What if I find out I’m a carrier?
It is important to know that you have options. When two parents are carriers of the same genetic disease, their children have a one in four chance (25 percent) chance of having that disease. For certain diseases, such as the Fragile X syndrome, only the mother needs to be a carrier for the child to have a high risk. Knowing your carrier status before or early in your pregnancy gives you time to learn about your disorder and prepare.
What happens if my partner and I are both carriers of the same disorder?

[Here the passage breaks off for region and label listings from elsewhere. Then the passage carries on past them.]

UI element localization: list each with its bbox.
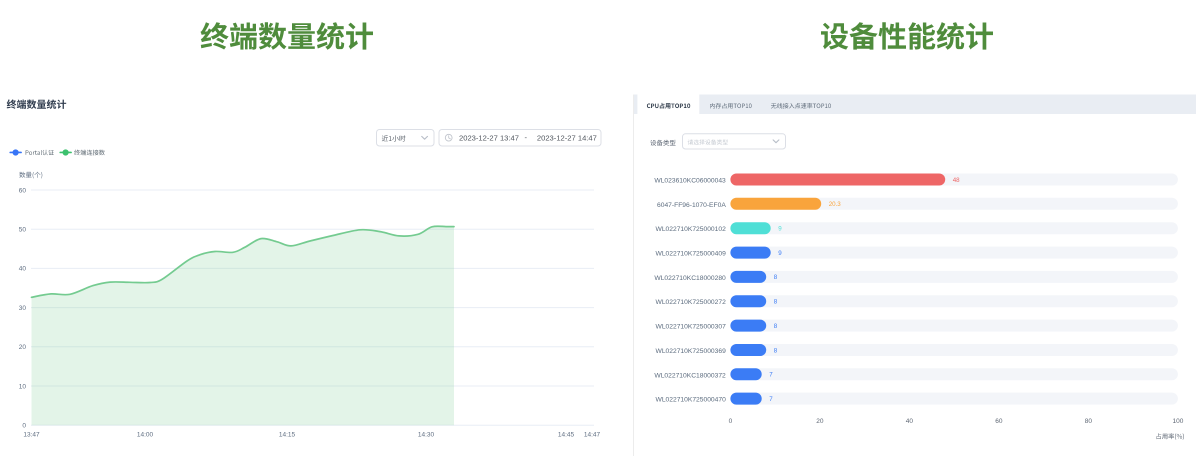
svg-text:8: 8 xyxy=(774,274,778,281)
svg-text:14:00: 14:00 xyxy=(137,432,154,439)
svg-text:WL022710K725000307: WL022710K725000307 xyxy=(656,324,727,331)
svg-text:WL022710K725000272: WL022710K725000272 xyxy=(656,299,727,306)
svg-text:13:47: 13:47 xyxy=(23,432,40,439)
svg-text:0: 0 xyxy=(22,423,26,430)
svg-text:14:15: 14:15 xyxy=(279,432,296,439)
svg-text:48: 48 xyxy=(953,177,960,184)
svg-text:WL022710K725000102: WL022710K725000102 xyxy=(656,226,727,233)
svg-text:40: 40 xyxy=(906,418,914,425)
svg-text:50: 50 xyxy=(19,227,27,234)
svg-text:14:47: 14:47 xyxy=(584,432,601,439)
svg-text:30: 30 xyxy=(19,305,27,312)
svg-text:6047-FF96-1070-EF0A: 6047-FF96-1070-EF0A xyxy=(657,202,726,209)
svg-text:14:45: 14:45 xyxy=(558,432,575,439)
svg-text:WL022710K725000369: WL022710K725000369 xyxy=(656,348,727,355)
svg-text:7: 7 xyxy=(769,396,773,403)
svg-text:8: 8 xyxy=(774,299,778,306)
svg-text:60: 60 xyxy=(19,187,27,194)
svg-text:80: 80 xyxy=(1085,418,1093,425)
svg-text:WL023610KC06000043: WL023610KC06000043 xyxy=(654,178,726,185)
svg-text:WL022710KC18000280: WL022710KC18000280 xyxy=(654,275,726,282)
svg-text:10: 10 xyxy=(19,383,27,390)
svg-text:100: 100 xyxy=(1172,418,1183,425)
svg-text:20: 20 xyxy=(816,418,824,425)
svg-text:0: 0 xyxy=(729,418,733,425)
svg-text:40: 40 xyxy=(19,266,27,273)
svg-text:2023-12-27 13:47: 2023-12-27 13:47 xyxy=(459,133,519,142)
svg-text:WL022710KC18000372: WL022710KC18000372 xyxy=(654,372,726,379)
svg-text:2023-12-27 14:47: 2023-12-27 14:47 xyxy=(537,133,597,142)
svg-text:20: 20 xyxy=(19,344,27,351)
svg-text:60: 60 xyxy=(995,418,1003,425)
svg-text:8: 8 xyxy=(774,323,778,330)
svg-text:WL022710K725000409: WL022710K725000409 xyxy=(656,251,727,258)
svg-text:WL022710K725000470: WL022710K725000470 xyxy=(656,397,727,404)
svg-text:9: 9 xyxy=(778,250,782,257)
svg-text:8: 8 xyxy=(774,347,778,354)
svg-text:20.3: 20.3 xyxy=(829,201,842,208)
svg-text:7: 7 xyxy=(769,372,773,379)
svg-text:14:30: 14:30 xyxy=(418,432,435,439)
svg-text:9: 9 xyxy=(778,226,782,233)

There are alternative reproductive options that you and your partner can consider. Some options your physician may recommend are:
- Prepare for the possibility of raising a child with special needs. For certain conditions, treatment in the newborn period can improve outcomes. Finding out early helps to ensure that doctors are involved during delivery, and that treatment begins early. Preparation can include researching medical centers, informing family and friends, and securing the emotional and financial support you may need before the birth of your child.
- Fertility treatments
- Preimplantation genetic diagnosis (PGD) is a highly specialized procedure that enables a healthy pregnancy, even when two parents are known carriers. PGD is done along with in-vitro fertilization, as fertility treatments allow doctors to screen embryos for a specific disease before conceiving.
- Prenatal diagnosis
- Prenatal tests can be done during pregnancy to determine whether the condition in question was transmitted to the baby. Medical diagnostic procedures, like chorionic villus sampling (CVS) in the first trimester, or amniocentesis in the second trimester, can accurately predict the health status of the pregnancy.
- Change of plans
- Consider alternative methods of starting a family, such as adoption, egg or sperm donation, or even choosing not to have children.
No genetic screen is able to identify every carrier for every disease. And while it covers many diseases and conditions, it cannot screen for all possible birth defects or genetic diseases.